Talvez uma sugestão seja começar pequeno. Por exemplo, em que você, de fato, acredita hoje? Você consegue se comprometer com isso? Pois onde estiver sua atenção, ali estará seu “verdadeiro eu” e, como tal, ali estará, seja por ação, ou, principalmente, omissão, seu centro de gravidade. Ou não conhecemos, ou temos medo desse centro de gravidade. Temos medo de nos afiançarmos nele para “darmos as caras” no mundo.

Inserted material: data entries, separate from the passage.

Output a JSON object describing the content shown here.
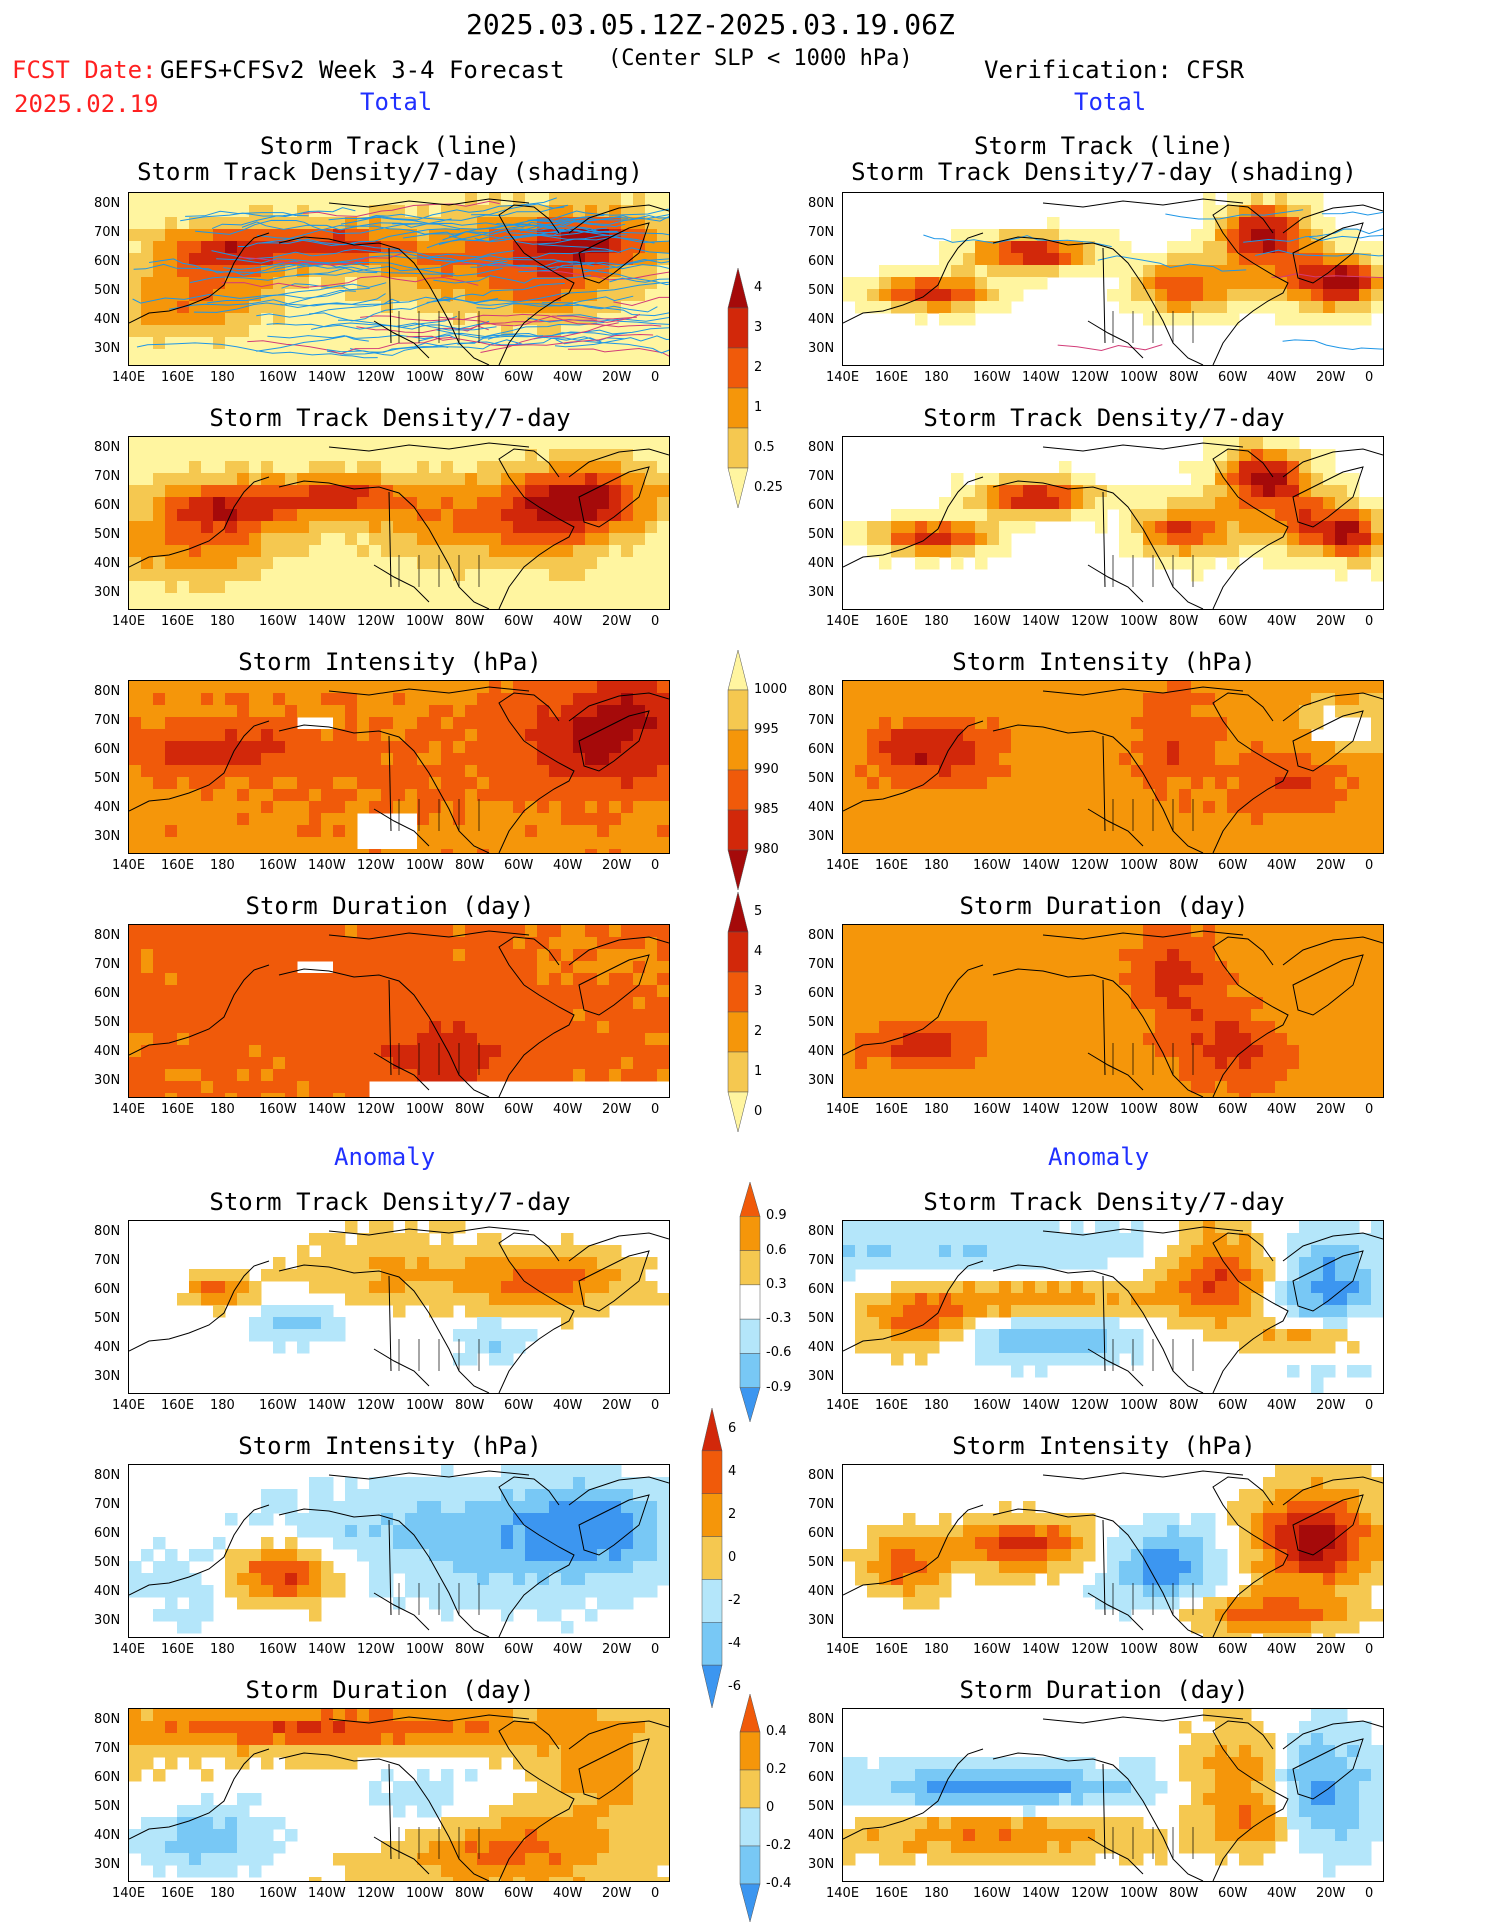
{
  "header": {
    "period": "2025.03.05.12Z-2025.03.19.06Z",
    "fcst_date_label": "FCST Date:",
    "fcst_date_value": "2025.02.19",
    "forecast_model": "GEFS+CFSv2 Week 3-4 Forecast",
    "criterion": "(Center SLP < 1000 hPa)",
    "verification": "Verification: CFSR"
  },
  "sections": {
    "total_left": "Total",
    "total_right": "Total",
    "anomaly_left": "Anomaly",
    "anomaly_right": "Anomaly"
  },
  "panel_titles": {
    "track_line": "Storm Track (line)",
    "track_density_shading": "Storm Track Density/7-day (shading)",
    "track_density": "Storm Track Density/7-day",
    "intensity": "Storm Intensity (hPa)",
    "duration": "Storm Duration (day)"
  },
  "axes": {
    "lat_labels": [
      "80N",
      "70N",
      "60N",
      "50N",
      "40N",
      "30N"
    ],
    "lon_labels": [
      "140E",
      "160E",
      "180",
      "160W",
      "140W",
      "120W",
      "100W",
      "80W",
      "60W",
      "40W",
      "20W",
      "0"
    ]
  },
  "colorbars": {
    "density_total": {
      "labels": [
        "4",
        "3",
        "2",
        "1",
        "0.5",
        "0.25"
      ],
      "colors": [
        "#a50a0a",
        "#d2280a",
        "#f05a0a",
        "#f5960a",
        "#f5c850",
        "#fff5a0"
      ]
    },
    "intensity_total": {
      "labels": [
        "1000",
        "995",
        "990",
        "985",
        "980"
      ],
      "colors": [
        "#fff5a0",
        "#f5c850",
        "#f5960a",
        "#f05a0a",
        "#d2280a",
        "#a50a0a"
      ]
    },
    "duration_total": {
      "labels": [
        "5",
        "4",
        "3",
        "2",
        "1",
        "0"
      ],
      "colors": [
        "#a50a0a",
        "#d2280a",
        "#f05a0a",
        "#f5960a",
        "#f5c850",
        "#fff5a0"
      ]
    },
    "density_anom": {
      "labels": [
        "0.9",
        "0.6",
        "0.3",
        "-0.3",
        "-0.6",
        "-0.9"
      ],
      "colors": [
        "#f05a0a",
        "#f5960a",
        "#f5c850",
        "#ffffff",
        "#b4e6fa",
        "#78c8f5",
        "#3c96f0"
      ]
    },
    "intensity_anom": {
      "labels": [
        "6",
        "4",
        "2",
        "0",
        "-2",
        "-4",
        "-6"
      ],
      "colors": [
        "#d2280a",
        "#f05a0a",
        "#f5960a",
        "#f5c850",
        "#b4e6fa",
        "#78c8f5",
        "#3c96f0"
      ]
    },
    "duration_anom": {
      "labels": [
        "0.4",
        "0.2",
        "0",
        "-0.2",
        "-0.4"
      ],
      "colors": [
        "#f05a0a",
        "#f5960a",
        "#f5c850",
        "#b4e6fa",
        "#78c8f5",
        "#3c96f0"
      ]
    }
  }
}
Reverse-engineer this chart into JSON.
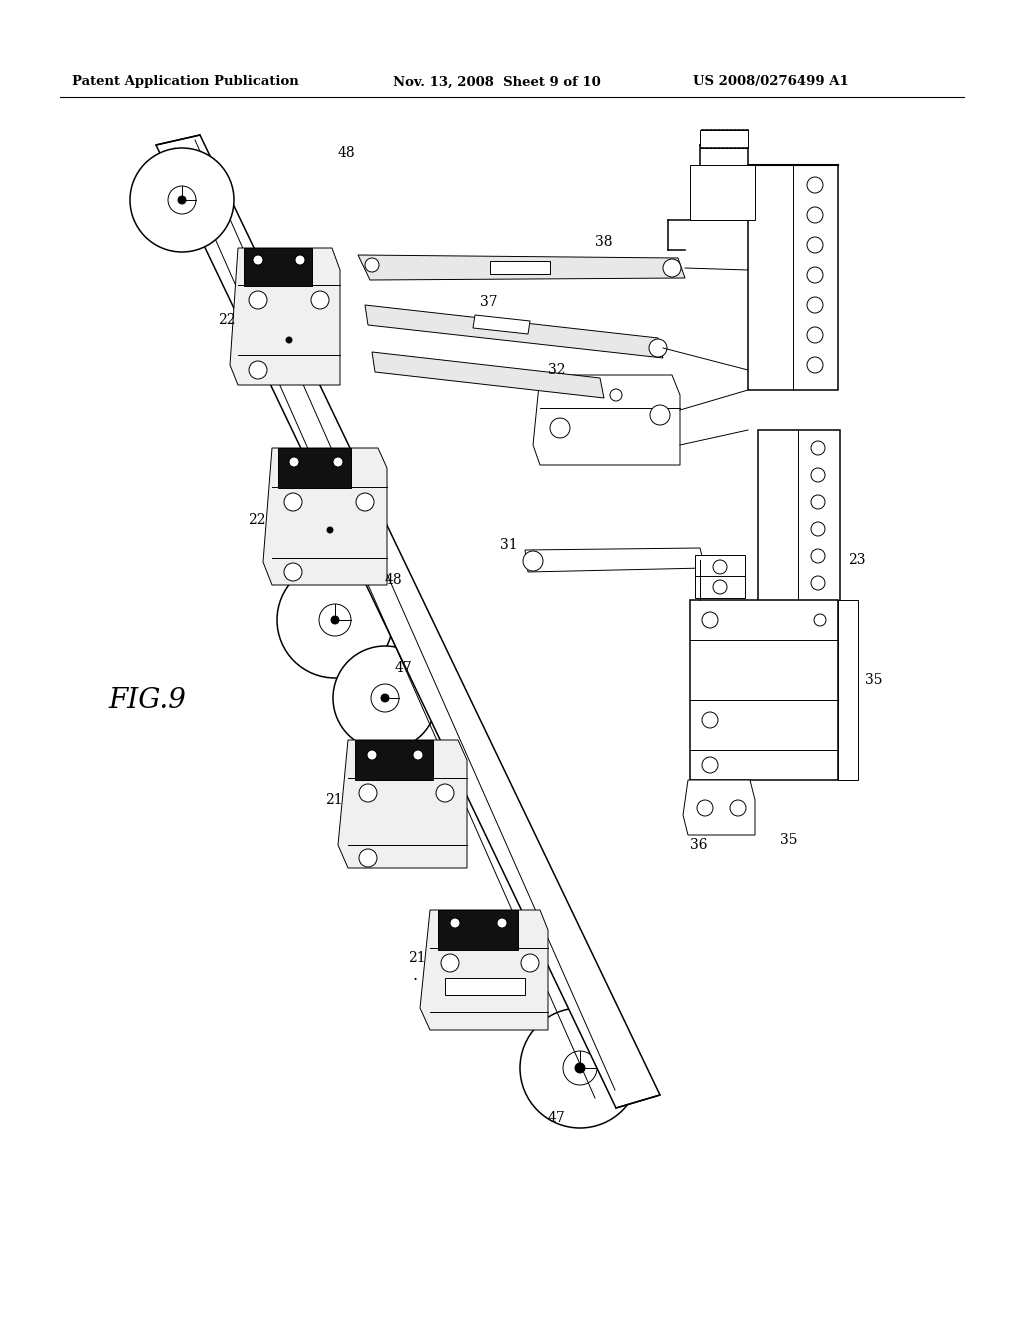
{
  "background_color": "#ffffff",
  "header_left": "Patent Application Publication",
  "header_middle": "Nov. 13, 2008  Sheet 9 of 10",
  "header_right": "US 2008/0276499 A1",
  "line_color": "#000000",
  "fig_label": "FIG.9"
}
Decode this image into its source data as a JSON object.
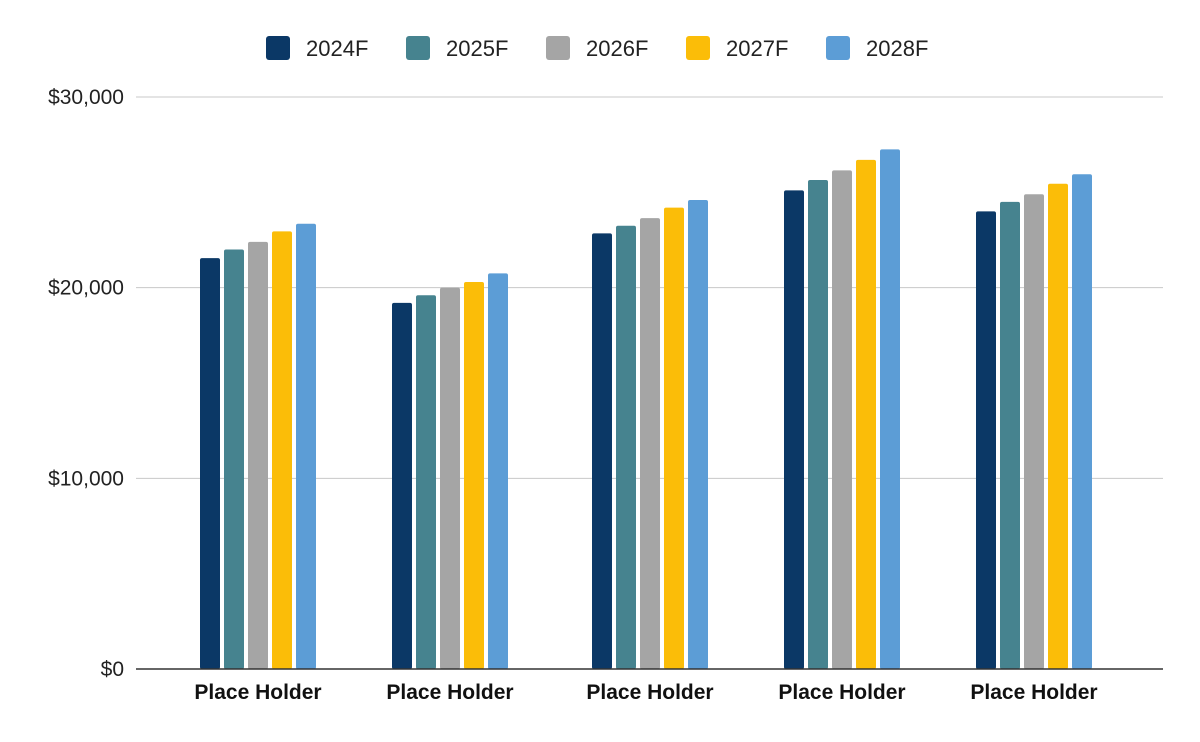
{
  "chart_data": {
    "type": "bar",
    "title": "",
    "xlabel": "",
    "ylabel": "",
    "categories": [
      "Place Holder",
      "Place Holder",
      "Place Holder",
      "Place Holder",
      "Place Holder"
    ],
    "series": [
      {
        "name": "2024F",
        "color": "#0b3866",
        "values": [
          21550,
          19200,
          22850,
          25100,
          24000
        ]
      },
      {
        "name": "2025F",
        "color": "#46838f",
        "values": [
          22000,
          19600,
          23250,
          25650,
          24500
        ]
      },
      {
        "name": "2026F",
        "color": "#a5a5a5",
        "values": [
          22400,
          20000,
          23650,
          26150,
          24900
        ]
      },
      {
        "name": "2027F",
        "color": "#fbbd08",
        "values": [
          22950,
          20300,
          24200,
          26700,
          25450
        ]
      },
      {
        "name": "2028F",
        "color": "#5c9dd6",
        "values": [
          23350,
          20750,
          24600,
          27250,
          25950
        ]
      }
    ],
    "ylim": [
      0,
      30000
    ],
    "yticks": [
      0,
      10000,
      20000,
      30000
    ],
    "ytick_labels": [
      "$0",
      "$10,000",
      "$20,000",
      "$30,000"
    ],
    "grid": true,
    "legend_position": "top-center"
  }
}
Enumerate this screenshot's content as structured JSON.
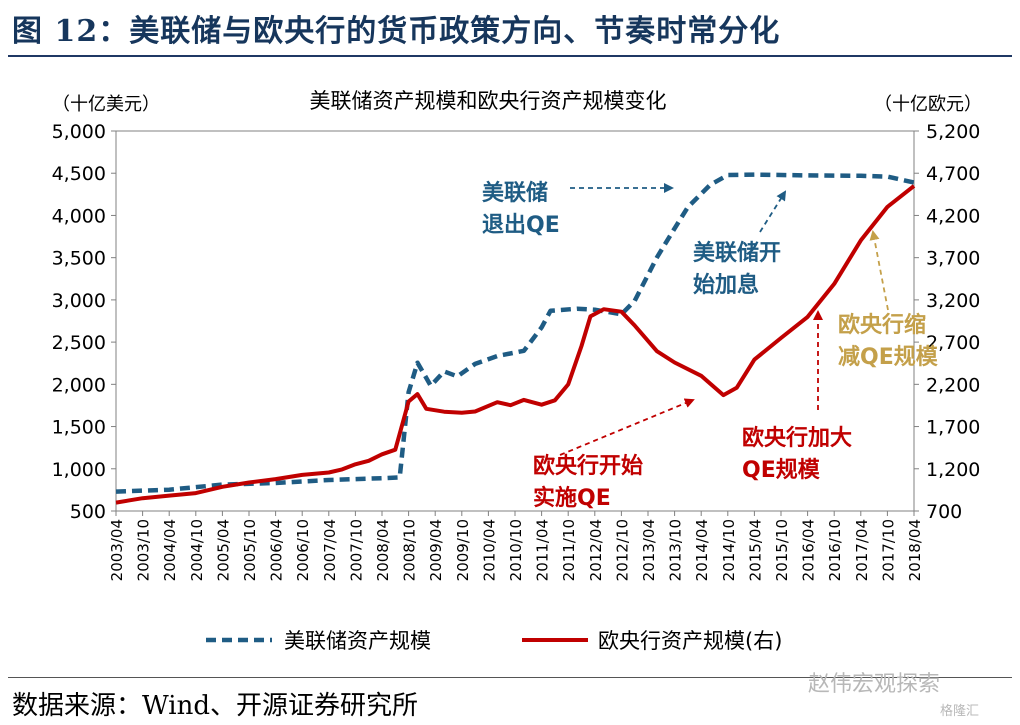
{
  "figure_title": "图 12：美联储与欧央行的货币政策方向、节奏时常分化",
  "source": "数据来源：Wind、开源证券研究所",
  "watermark": "赵伟宏观探索",
  "watermark2": "格隆汇",
  "colors": {
    "fed": "#1f5c84",
    "ecb": "#c00000",
    "ecb_taper": "#c4a04a",
    "title": "#16365c"
  },
  "chart_data": {
    "type": "line",
    "title": "美联储资产规模和欧央行资产规模变化",
    "y_left_unit": "（十亿美元）",
    "y_right_unit": "（十亿欧元）",
    "y_left": {
      "min": 500,
      "max": 5000,
      "ticks": [
        "5,000",
        "4,500",
        "4,000",
        "3,500",
        "3,000",
        "2,500",
        "2,000",
        "1,500",
        "1,000",
        "500"
      ]
    },
    "y_right": {
      "min": 700,
      "max": 5200,
      "ticks": [
        "5,200",
        "4,700",
        "4,200",
        "3,700",
        "3,200",
        "2,700",
        "2,200",
        "1,700",
        "1,200",
        "700"
      ]
    },
    "x_ticks": [
      "2003/04",
      "2003/10",
      "2004/04",
      "2004/10",
      "2005/04",
      "2005/10",
      "2006/04",
      "2006/10",
      "2007/04",
      "2007/10",
      "2008/04",
      "2008/10",
      "2009/04",
      "2009/10",
      "2010/04",
      "2010/10",
      "2011/04",
      "2011/10",
      "2012/04",
      "2012/10",
      "2013/04",
      "2013/10",
      "2014/04",
      "2014/10",
      "2015/04",
      "2015/10",
      "2016/04",
      "2016/10",
      "2017/04",
      "2017/10",
      "2018/04"
    ],
    "series": [
      {
        "name": "美联储资产规模",
        "axis": "left",
        "style": "dashed",
        "points": [
          [
            "2003/04",
            730
          ],
          [
            "2004/04",
            760
          ],
          [
            "2005/04",
            810
          ],
          [
            "2006/04",
            840
          ],
          [
            "2007/04",
            870
          ],
          [
            "2008/04",
            880
          ],
          [
            "2008/08",
            900
          ],
          [
            "2008/10",
            1900
          ],
          [
            "2008/12",
            2250
          ],
          [
            "2009/03",
            1990
          ],
          [
            "2009/06",
            2150
          ],
          [
            "2009/09",
            2100
          ],
          [
            "2010/01",
            2250
          ],
          [
            "2010/06",
            2330
          ],
          [
            "2010/12",
            2400
          ],
          [
            "2011/04",
            2670
          ],
          [
            "2011/06",
            2860
          ],
          [
            "2011/12",
            2900
          ],
          [
            "2012/04",
            2880
          ],
          [
            "2012/10",
            2830
          ],
          [
            "2013/01",
            3000
          ],
          [
            "2013/06",
            3500
          ],
          [
            "2013/10",
            3850
          ],
          [
            "2014/01",
            4100
          ],
          [
            "2014/06",
            4350
          ],
          [
            "2014/10",
            4480
          ],
          [
            "2015/04",
            4480
          ],
          [
            "2016/04",
            4470
          ],
          [
            "2017/04",
            4480
          ],
          [
            "2017/10",
            4460
          ],
          [
            "2018/04",
            4390
          ]
        ]
      },
      {
        "name": "欧央行资产规模(右)",
        "axis": "right",
        "style": "solid",
        "points": [
          [
            "2003/04",
            800
          ],
          [
            "2003/10",
            860
          ],
          [
            "2004/04",
            880
          ],
          [
            "2004/10",
            920
          ],
          [
            "2005/04",
            990
          ],
          [
            "2005/10",
            1030
          ],
          [
            "2006/04",
            1080
          ],
          [
            "2006/10",
            1120
          ],
          [
            "2007/04",
            1150
          ],
          [
            "2007/07",
            1200
          ],
          [
            "2007/10",
            1250
          ],
          [
            "2008/01",
            1300
          ],
          [
            "2008/04",
            1380
          ],
          [
            "2008/07",
            1420
          ],
          [
            "2008/10",
            2000
          ],
          [
            "2008/12",
            2080
          ],
          [
            "2009/02",
            1900
          ],
          [
            "2009/06",
            1880
          ],
          [
            "2009/10",
            1860
          ],
          [
            "2010/01",
            1880
          ],
          [
            "2010/06",
            2000
          ],
          [
            "2010/09",
            1950
          ],
          [
            "2010/12",
            2020
          ],
          [
            "2011/04",
            1960
          ],
          [
            "2011/07",
            2000
          ],
          [
            "2011/10",
            2200
          ],
          [
            "2012/01",
            2650
          ],
          [
            "2012/03",
            3000
          ],
          [
            "2012/06",
            3100
          ],
          [
            "2012/10",
            3060
          ],
          [
            "2013/01",
            2900
          ],
          [
            "2013/06",
            2600
          ],
          [
            "2013/10",
            2450
          ],
          [
            "2014/04",
            2300
          ],
          [
            "2014/09",
            2070
          ],
          [
            "2014/12",
            2150
          ],
          [
            "2015/04",
            2500
          ],
          [
            "2015/10",
            2750
          ],
          [
            "2016/04",
            3000
          ],
          [
            "2016/10",
            3400
          ],
          [
            "2017/04",
            3900
          ],
          [
            "2017/10",
            4300
          ],
          [
            "2018/04",
            4550
          ]
        ]
      }
    ],
    "annotations": [
      {
        "id": "fed-exit-qe",
        "color": "fed",
        "lines": [
          "美联储",
          "退出QE"
        ]
      },
      {
        "id": "fed-hike",
        "color": "fed",
        "lines": [
          "美联储开",
          "始加息"
        ]
      },
      {
        "id": "ecb-start-qe",
        "color": "ecb",
        "lines": [
          "欧央行开始",
          "实施QE"
        ]
      },
      {
        "id": "ecb-expand-qe",
        "color": "ecb",
        "lines": [
          "欧央行加大",
          "QE规模"
        ]
      },
      {
        "id": "ecb-taper",
        "color": "ecb_taper",
        "lines": [
          "欧央行缩",
          "减QE规模"
        ]
      }
    ],
    "legend": {
      "placement": "bottom"
    },
    "grid": false
  }
}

Acho que o conceito de ilusão do Freud é muito interessante. Se não pensarmos de modo “positivista”, em que há verdade x falsidade, a ilusão se aproxima da ideia de vislumbre. A ilusão comporta duas faces: de um lado, pode trazer conforto (como na crença religiosa, de que um pai olha por nós do além); de outro, terror – sendo este a face mais promissora: terror porque a ilusão pode não ter nenhum, repito nenhum!, contraponto (por exemplo, a “verdade”). A ilusão é como a experiência da fé: jogar-se no escuro, de peito aberto, com amor fati, venha o que vier, e sem arrependimento algum, seja qual for o resultado, mesmo a vida sendo uma só e o bem mais valioso. O vislumbre pode ser de mesma natureza: um salto no escuro, com um sentimento similar à angústia ou temor de Kierkegaard. Mas, na tentativa de fugir a esse temor, abrimos mão de nos colocarmos diante do mundo a partir de um vislumbre que fala a nosso coração.